I say “relatively” because, basically, the amount of lucre you see depends on who you’re related to. If it is to the President of PepsiCo, then it’s a damn good deal. If you are a Bangladeshi immigrant whose passport has been seized and who has a company-store-type debt to “employment recruiters” that would make an Upton Sinclair villain seem like Eugene Debs, not so much. If you are a local worker who has to recruit your unpaid and now uneducated children to help you meet insane quotas, not so much. If you are anyone working in squalid, slave-like conditions where your health is the cost of the job and where you are disposed of when no longer useful, not so much.
Not for nothing, but Indonesia and Malaysia have long been the hidden periphery of jihad, for some reason being a good place to attract recruits who have differences of opinion with the presently-constituted modernity. It’s not all directly connected, but it isn’t on a different page altogether.
That’s the web of modern capitalism. When I buy something with conflict palm oil, I am directly contributing to the immiseration and slavery of people thousands of miles away, whose only crime was being born in the wrong country. I’m contributing to massive, ruinous deforestation and climate change. Not only that, but these massive plantations take away arable land that will be needed as desertification increases, the world heats up, and the population continues to grow. If the world seems unstable now, wait until hundreds of millions are out of food. These are the choices we make.

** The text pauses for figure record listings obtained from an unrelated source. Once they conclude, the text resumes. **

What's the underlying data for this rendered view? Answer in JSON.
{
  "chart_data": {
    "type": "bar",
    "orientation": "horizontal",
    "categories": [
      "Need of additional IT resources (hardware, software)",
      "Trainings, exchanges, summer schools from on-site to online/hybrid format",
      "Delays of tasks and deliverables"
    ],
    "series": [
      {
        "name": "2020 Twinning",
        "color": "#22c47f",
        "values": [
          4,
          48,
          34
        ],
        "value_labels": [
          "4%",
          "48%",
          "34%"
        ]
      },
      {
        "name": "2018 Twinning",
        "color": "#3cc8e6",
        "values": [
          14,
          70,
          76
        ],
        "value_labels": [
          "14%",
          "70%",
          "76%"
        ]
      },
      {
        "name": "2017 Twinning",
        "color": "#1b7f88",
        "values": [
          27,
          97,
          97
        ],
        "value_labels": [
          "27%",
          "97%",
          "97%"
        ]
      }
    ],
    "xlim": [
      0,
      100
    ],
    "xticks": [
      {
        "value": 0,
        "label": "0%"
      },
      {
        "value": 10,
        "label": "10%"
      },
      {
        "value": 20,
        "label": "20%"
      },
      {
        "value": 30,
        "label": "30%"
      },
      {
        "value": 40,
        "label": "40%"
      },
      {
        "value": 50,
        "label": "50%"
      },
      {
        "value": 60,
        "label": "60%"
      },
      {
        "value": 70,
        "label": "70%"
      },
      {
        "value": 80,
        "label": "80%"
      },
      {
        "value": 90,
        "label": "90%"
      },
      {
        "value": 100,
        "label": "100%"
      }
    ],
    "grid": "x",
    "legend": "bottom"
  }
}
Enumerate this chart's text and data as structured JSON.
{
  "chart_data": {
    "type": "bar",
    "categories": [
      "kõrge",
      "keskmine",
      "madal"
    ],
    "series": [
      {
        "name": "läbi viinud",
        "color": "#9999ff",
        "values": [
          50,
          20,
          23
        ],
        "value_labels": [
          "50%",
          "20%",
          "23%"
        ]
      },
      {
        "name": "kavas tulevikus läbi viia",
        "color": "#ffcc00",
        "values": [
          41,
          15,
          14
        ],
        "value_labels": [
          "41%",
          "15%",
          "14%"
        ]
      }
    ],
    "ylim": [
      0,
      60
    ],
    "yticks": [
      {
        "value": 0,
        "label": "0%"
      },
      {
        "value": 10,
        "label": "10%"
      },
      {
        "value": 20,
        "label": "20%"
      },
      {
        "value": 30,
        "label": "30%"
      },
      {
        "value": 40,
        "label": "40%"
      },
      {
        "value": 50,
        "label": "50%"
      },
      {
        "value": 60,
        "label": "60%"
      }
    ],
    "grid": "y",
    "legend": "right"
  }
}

Luckily, the knowledge gives us power. There are ways to try to avoid it, shopping consciously. It’s very hard to give it up 100% though, which is where activism has come in. PepsiCo, which imports 750,000 tons a year, is looking to change its standards. Cargill, not exactly a liberal bastion, has put pressure on a company who has a “children make the best workers” policy. Regardless of whether or not these are sustainable, they show the public pressure works.
It works best, by the way, when it turns into political pressure. As we’ve discussed, it isn’t impossible to impose supply chain standards, including labor standards and environmental rules, on American companies (or companies that want to sell in America). If Pepsi wants to use palm oil, they can demand equitable treatment for the people who harvest it. What’s going to happen? Are the people running the plantations going to stop selling? On principle or something?

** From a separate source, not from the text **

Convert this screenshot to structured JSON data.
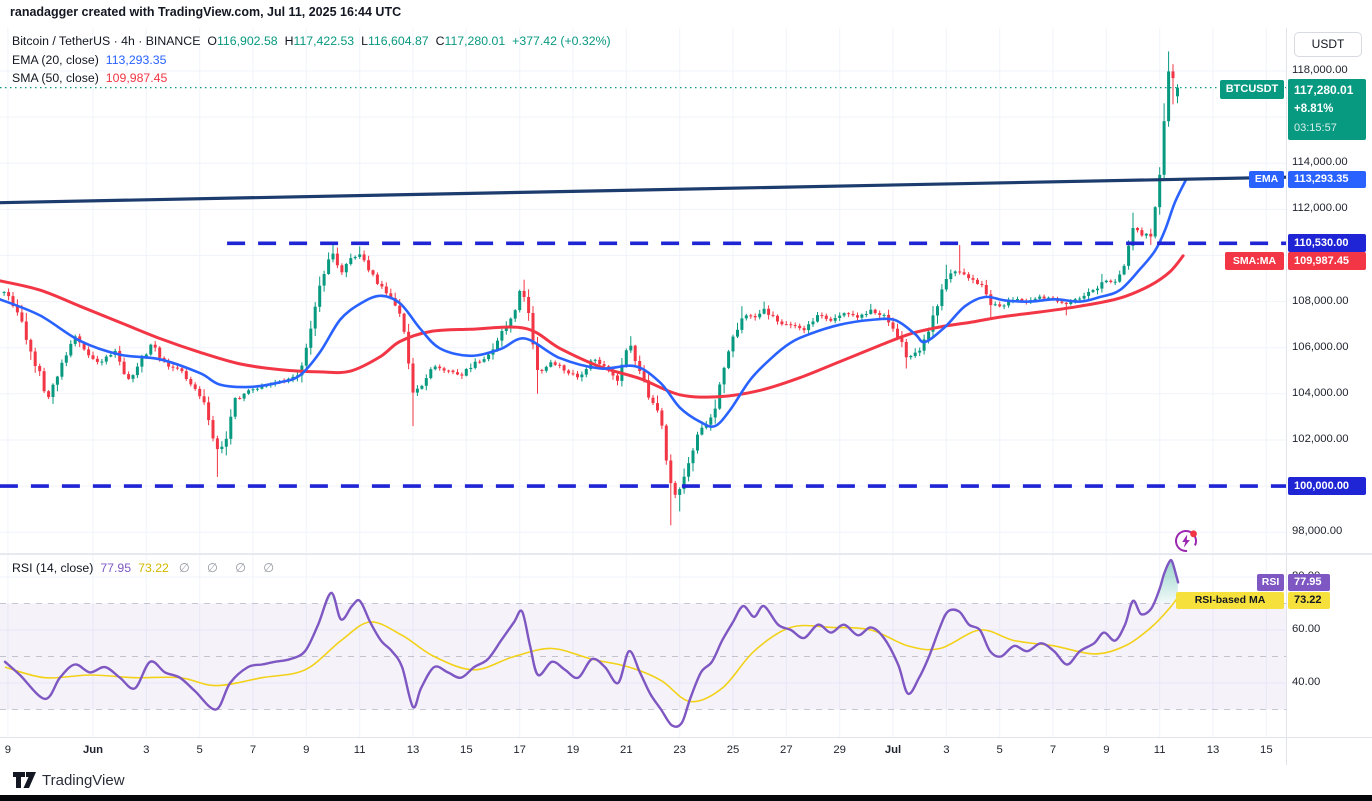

It’s a politically-winnable issue. The main issue is overcoming the eye-rolling pushback (even on the left) when people bring up “labor rights”, and the weird notion that the people buying goods can’t demand change, whether that’s you buying Lay’s or PepsiCo buying palm oil.
We also have to overcome the fatigue we all feel when we look at the enormous interlocking set of stacked labyrinths that make up modern capitalism and see the effect we have. It’s easier, and always tempting, to throw our hands up and say “that’s just the way it is” and try not to think about it. But it’s a manmade system. It can be changed.